Les adhérents du Parti socialiste se prononcent, ce jeudi 9 juillet, sur la méthode de départage de leur future tête d’affiche pour l'élection présidentielle de l'année prochaine. Ce scrutin interne, qui voit s'opposer les options proposées l'une par le Premier secrétaire, Olivier Faure, l'autre par le président du groupe à l'Assemblée nationale, Boris Vallaud, comporte une importante dimension stratégique pour la gauche.
Un vote sur les modalités... du vote par lequel sera désigné le candidat qui sera soutenu par le Parti socialiste lors de l'élection présidentielle. Tel est en substance l'enjeu du scrutin qui a lieu en ce moment dans les rangs socialistes. À l'occasion d'un vote interne organisé ce jeudi, entre 17 heures et 22 heures, deux options sont soumises aux militants. La première, proposée par le premier secrétaire, Olivier Faure, prévoit une contribution financière à hauteur de 2 euros sans nécessité d'adhérer au parti, soit un corps électoral élargi, pour désigner celui qui pourrait participer à une primaire ouverte aux Écologistes et au reste de la gauche à l'exclusion de La France insoumise.
La seconde option émane du courant lié au maire de Rouen, Nicolas Mayer-Rossignol, et du président du groupe Socialistes à l'Assemblée nationale, Boris Vallaud, et préconise que seuls les adhérents à jour de cotisation puissent se prononcer, et que le gagnant soit chargé de négocier un accord législatif avec ses partenaires.
C'est donc l'avenir de la primaire qui se joue dans ce vote, et dans le même temps la capacité du Parti socialiste, qui compte aujourd'hui 40.000 adhérents, à être representé par un candidat à l'élection présidentielle.

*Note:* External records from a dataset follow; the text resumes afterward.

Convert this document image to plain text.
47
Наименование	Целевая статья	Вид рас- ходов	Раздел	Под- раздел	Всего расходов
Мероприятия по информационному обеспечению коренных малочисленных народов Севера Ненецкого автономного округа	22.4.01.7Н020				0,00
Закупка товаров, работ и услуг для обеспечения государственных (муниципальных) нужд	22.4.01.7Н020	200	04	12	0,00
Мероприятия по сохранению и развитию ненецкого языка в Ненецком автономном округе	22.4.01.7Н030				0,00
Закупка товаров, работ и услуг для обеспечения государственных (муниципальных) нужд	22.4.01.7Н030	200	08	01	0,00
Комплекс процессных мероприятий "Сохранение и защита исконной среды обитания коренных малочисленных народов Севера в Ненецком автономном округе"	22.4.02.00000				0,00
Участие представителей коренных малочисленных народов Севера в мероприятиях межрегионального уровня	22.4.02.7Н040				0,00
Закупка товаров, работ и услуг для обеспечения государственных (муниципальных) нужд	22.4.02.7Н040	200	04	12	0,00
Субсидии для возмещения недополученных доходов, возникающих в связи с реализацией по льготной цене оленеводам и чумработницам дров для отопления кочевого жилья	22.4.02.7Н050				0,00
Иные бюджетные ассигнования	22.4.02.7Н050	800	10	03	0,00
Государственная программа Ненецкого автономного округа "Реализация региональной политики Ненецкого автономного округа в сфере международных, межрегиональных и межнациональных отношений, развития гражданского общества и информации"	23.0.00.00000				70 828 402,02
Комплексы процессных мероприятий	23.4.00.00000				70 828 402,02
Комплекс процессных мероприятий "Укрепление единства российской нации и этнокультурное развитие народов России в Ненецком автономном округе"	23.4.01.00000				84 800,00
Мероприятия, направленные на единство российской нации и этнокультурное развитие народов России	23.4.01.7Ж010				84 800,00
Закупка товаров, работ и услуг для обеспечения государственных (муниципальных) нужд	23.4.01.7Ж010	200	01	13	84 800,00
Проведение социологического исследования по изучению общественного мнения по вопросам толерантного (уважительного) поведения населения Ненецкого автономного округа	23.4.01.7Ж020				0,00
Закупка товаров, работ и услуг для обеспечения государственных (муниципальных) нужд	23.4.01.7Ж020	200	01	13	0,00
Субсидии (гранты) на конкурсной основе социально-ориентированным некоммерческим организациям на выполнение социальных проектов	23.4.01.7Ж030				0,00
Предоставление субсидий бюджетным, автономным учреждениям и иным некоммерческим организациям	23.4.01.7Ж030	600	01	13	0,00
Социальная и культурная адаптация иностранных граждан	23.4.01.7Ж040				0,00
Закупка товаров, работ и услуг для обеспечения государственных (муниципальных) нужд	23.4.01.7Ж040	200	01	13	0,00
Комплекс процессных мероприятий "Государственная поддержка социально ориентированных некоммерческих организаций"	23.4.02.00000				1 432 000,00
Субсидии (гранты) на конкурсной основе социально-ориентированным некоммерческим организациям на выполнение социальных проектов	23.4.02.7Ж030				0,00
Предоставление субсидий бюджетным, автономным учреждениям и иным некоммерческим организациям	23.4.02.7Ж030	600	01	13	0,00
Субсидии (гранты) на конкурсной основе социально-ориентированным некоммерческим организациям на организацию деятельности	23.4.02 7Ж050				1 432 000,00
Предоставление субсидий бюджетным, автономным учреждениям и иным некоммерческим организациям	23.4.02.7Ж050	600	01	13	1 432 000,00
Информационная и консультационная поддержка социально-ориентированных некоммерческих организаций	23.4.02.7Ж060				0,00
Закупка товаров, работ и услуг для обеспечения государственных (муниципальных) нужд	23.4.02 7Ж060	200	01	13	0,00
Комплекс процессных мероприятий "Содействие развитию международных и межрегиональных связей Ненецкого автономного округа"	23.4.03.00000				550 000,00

Car si ce dernier ne gagnait pas au bout du processus d'une éventuelle primaire ouverte, souhaité notamment par la secrétaire nationale des Écologistes, Marine Tondelier, le parti à la rose serait, de manière inédite, dénué de représentant dans la course à l'Élysée.
C'est ce que veut éviter Boris Vallaud, quitte à se ranger derrière un candidat, tel Raphaël Glucksmann ou Bernard Cazeneuve, qui sans adhérer au parti, incarne une ligne social-démocrate. Le 27 avril dernier déjà, sur le plateau de LCP, le chef de file des députés socialistes avait plaidé pour le rassemblement de la "gauche non mélenchoniste" au travers d'un candidat commun et de l'élaboration d'un "contrat de législature".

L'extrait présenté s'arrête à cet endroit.